Perché l’emozione del poter sapere come salvare una vita umana, è qualcosa di indescrivibile; un po’ come assistere alla nascita di un figlio e se ci pensiamo bene, rianimare è ridare la vita e quindi vederla nascere di nuovo.
È per questo che la Samurai Dojo  ha voluto da subito mettersi in regola, non tanto con la legge (in Italia, spesso, finché non sei costretto a fare qualcosa non la fai), ma con la consapevolezza che, oltre al lavoro che facciamo in palestra ogni giorno, lavoro atletico, tecnico ma soprattutto educativo e sociale, ne confronti soprattutto dei giovani di ogni età, dovevamo dotarci di uno strumento che poteva, in caso di bisogno, appunto salvaguardare il bene più prezioso che ci è stato donato: la vita. E lo abbiamo fatto!

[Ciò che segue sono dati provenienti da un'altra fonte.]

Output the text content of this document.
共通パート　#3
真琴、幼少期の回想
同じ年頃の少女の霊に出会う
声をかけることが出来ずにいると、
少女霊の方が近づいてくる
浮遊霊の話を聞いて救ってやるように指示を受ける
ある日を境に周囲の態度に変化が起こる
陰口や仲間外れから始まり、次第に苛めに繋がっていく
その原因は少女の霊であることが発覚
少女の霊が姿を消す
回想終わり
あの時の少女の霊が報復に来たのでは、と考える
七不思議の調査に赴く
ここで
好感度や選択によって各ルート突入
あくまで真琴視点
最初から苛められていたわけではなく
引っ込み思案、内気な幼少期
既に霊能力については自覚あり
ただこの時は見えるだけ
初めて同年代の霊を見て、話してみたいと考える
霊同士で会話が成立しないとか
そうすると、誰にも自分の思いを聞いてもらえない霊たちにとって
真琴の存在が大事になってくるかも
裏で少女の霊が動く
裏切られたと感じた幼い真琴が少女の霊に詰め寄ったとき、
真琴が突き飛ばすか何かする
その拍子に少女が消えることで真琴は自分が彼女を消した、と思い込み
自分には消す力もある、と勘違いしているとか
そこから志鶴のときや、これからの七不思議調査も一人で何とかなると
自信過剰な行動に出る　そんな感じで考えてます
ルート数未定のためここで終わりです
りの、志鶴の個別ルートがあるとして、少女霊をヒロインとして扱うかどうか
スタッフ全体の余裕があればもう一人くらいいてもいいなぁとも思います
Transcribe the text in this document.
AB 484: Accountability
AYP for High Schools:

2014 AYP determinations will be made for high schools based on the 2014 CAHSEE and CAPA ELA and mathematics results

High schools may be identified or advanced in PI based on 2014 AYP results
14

Lo abbiamo fatto con le sole nostre forze, di associazione sportiva dilettantistica, che mette tanto cuore, amore, passione e dedizione in quello che fa cosi abbiamo acquistato il defibrillatore.
Le associazioni sportive, però, dati gli sforzi e il ruolo fondamentale che svolgono, devono essere aiutate da chi amministra il territorio, da chi guida un Comune: l’esempio del Comune di Faenza deve servire da guida. Comune che ha acquistato 14 dei 16 defibrillatori, sistemati in 16 palestre del territorio. Due sono donati dal Gruppo Villa Maria Care & Research (notizia apparsa sul Carlino Ravenna del 30.01.2016).
Defibrillatori, dunque, sistemati nelle scuole, nelle palestre delle scuole, a disposizioni quindi anche delle scuole. Scuola e sport: atleti, alunni, studenti, maestri, professori, personale ausiliario, dirigenti, genitori. In quanti potrebbero essere salvati da un apparecchio come questo? Caltanissetta  ha capito l’importanza di tutto ciò?